Bearing the Financial Costs of Caregiving

If you're a caregiver, you're not alone. There are an estimated 34 million Americans who provide care for an older family member or friend. And as you probably suspected, caregiving can involve a substantial investment of money as well as love. That assumption was confirmed by a recent survey of 1,000 family caregivers conducted by the nonprofit National Alliance for Caregiving and Evercare, a national health care coordinator.

In the course of compiling Family Caregivers—What They Spend, What They Sacrifice, researchers documented how much caregivers spend:

  • The annual out-of-pocket expenses for average caregivers exceed $5,000, or an estimated 10 percent of their average income.
  • Long-distance caregivers have much higher annual expenses than those caregivers who live with their loved one or live nearby.
  • The most costly expenditures for caregivers are medical care co-pays and pharmaceuticals; household goods, food, and meals; and travel and transportation costs.

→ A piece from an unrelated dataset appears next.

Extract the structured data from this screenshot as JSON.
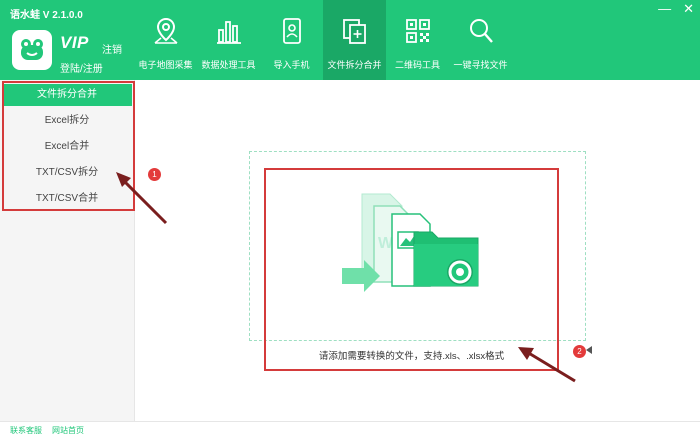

Most caregivers make these expenditures gladly, doing what they can—and more—to make their loved ones' lives easier and more comfortable. At the same time, it is important for caregivers to be equally sensitive to their own financial needs. It is not selfish to save for retirement, pay off credit cards, or schedule routine health care. It is simply prudent.

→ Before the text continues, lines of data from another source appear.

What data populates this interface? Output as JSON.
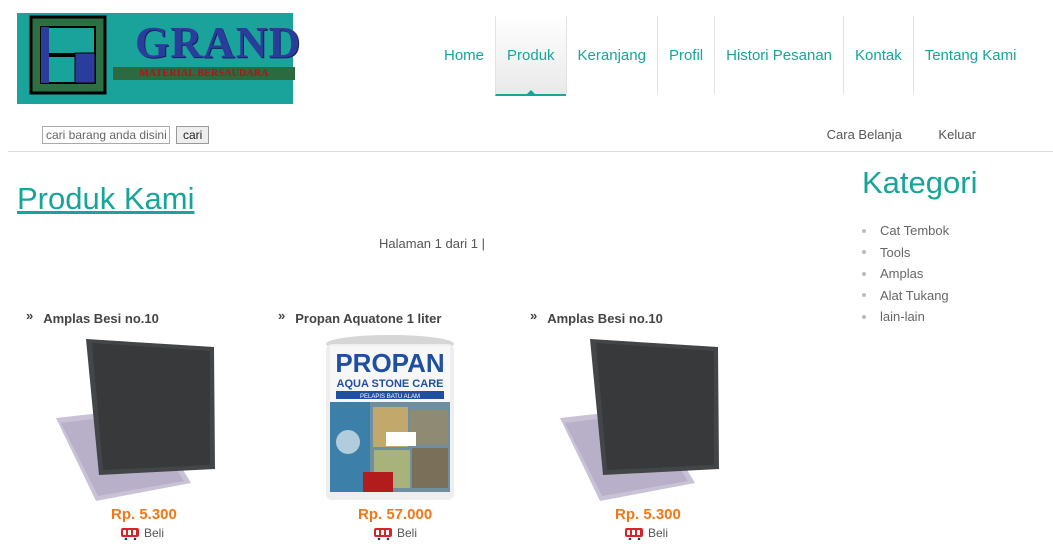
{
  "brand": {
    "name": "GRAND",
    "tagline": "MATERIAL BERSAUDARA",
    "colors": {
      "accent": "#17a59a",
      "logo_bg": "#1aa39a",
      "price": "#f07818"
    }
  },
  "nav": {
    "items": [
      {
        "label": "Home"
      },
      {
        "label": "Produk",
        "active": true
      },
      {
        "label": "Keranjang"
      },
      {
        "label": "Profil"
      },
      {
        "label": "Histori Pesanan"
      },
      {
        "label": "Kontak"
      },
      {
        "label": "Tentang Kami"
      }
    ]
  },
  "search": {
    "placeholder": "cari barang anda disini",
    "button_label": "cari"
  },
  "toplinks": {
    "cara_belanja": "Cara Belanja",
    "keluar": "Keluar"
  },
  "main": {
    "title": "Produk Kami",
    "paging": "Halaman 1 dari 1 |",
    "products": [
      {
        "name": "Amplas Besi no.10",
        "price": "Rp. 5.300",
        "buy_label": "Beli",
        "image": "sandpaper"
      },
      {
        "name": "Propan Aquatone 1 liter",
        "price": "Rp. 57.000",
        "buy_label": "Beli",
        "image": "paint-can"
      },
      {
        "name": "Amplas Besi no.10",
        "price": "Rp. 5.300",
        "buy_label": "Beli",
        "image": "sandpaper"
      }
    ],
    "raquo": "»"
  },
  "sidebar": {
    "title": "Kategori",
    "categories": [
      "Cat Tembok",
      "Tools",
      "Amplas",
      "Alat Tukang",
      "lain-lain"
    ]
  },
  "can_label": {
    "line1": "PROPAN",
    "line2": "AQUA STONE CARE",
    "line3": "PELAPIS BATU ALAM"
  }
}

Nonetheless, many caregivers undermine their own financial security. Researchers found that 38 percent of the caregivers in the survey had reduced or stopped saving for their own future, while 23 percent had cut back on medical and dental care. Seventeen percent had taken out loans or increased their level of credit card debt. Many had quit their jobs, reducing Social Security payments and their retirement income.

Researchers also found that these caregivers jeopardized their own health. The larger their out-of-pocket expenses for caregiving, the more likely caregivers were to report trouble sleeping, depression, or other signs of poor health. In other words, the more money caregivers spent, the more difficulty they had marshaling the emotional and physical resources to be good caregivers.

As a caregiver, your best course of action is to seek the financial middle ground, finding a way to care for yourself as well as your loved one. This is not always easy, but developing a household budget is an important first step, which you may read about more in our next article.

A budget will help you use your existing income more efficiently. It will also help you become more conscious of those small financial decisions that can lead to a deficit over time. And if you find that careful budgeting doesn't relieve the financial pressure, you will have the facts and figures you need to make the case to siblings and friends for their support as well as to pursue government programs that may provide some assistance.

The bottom line: in times like these, your ability to care for your loved one depends on your ability to take a balanced, disciplined approach to your financial management.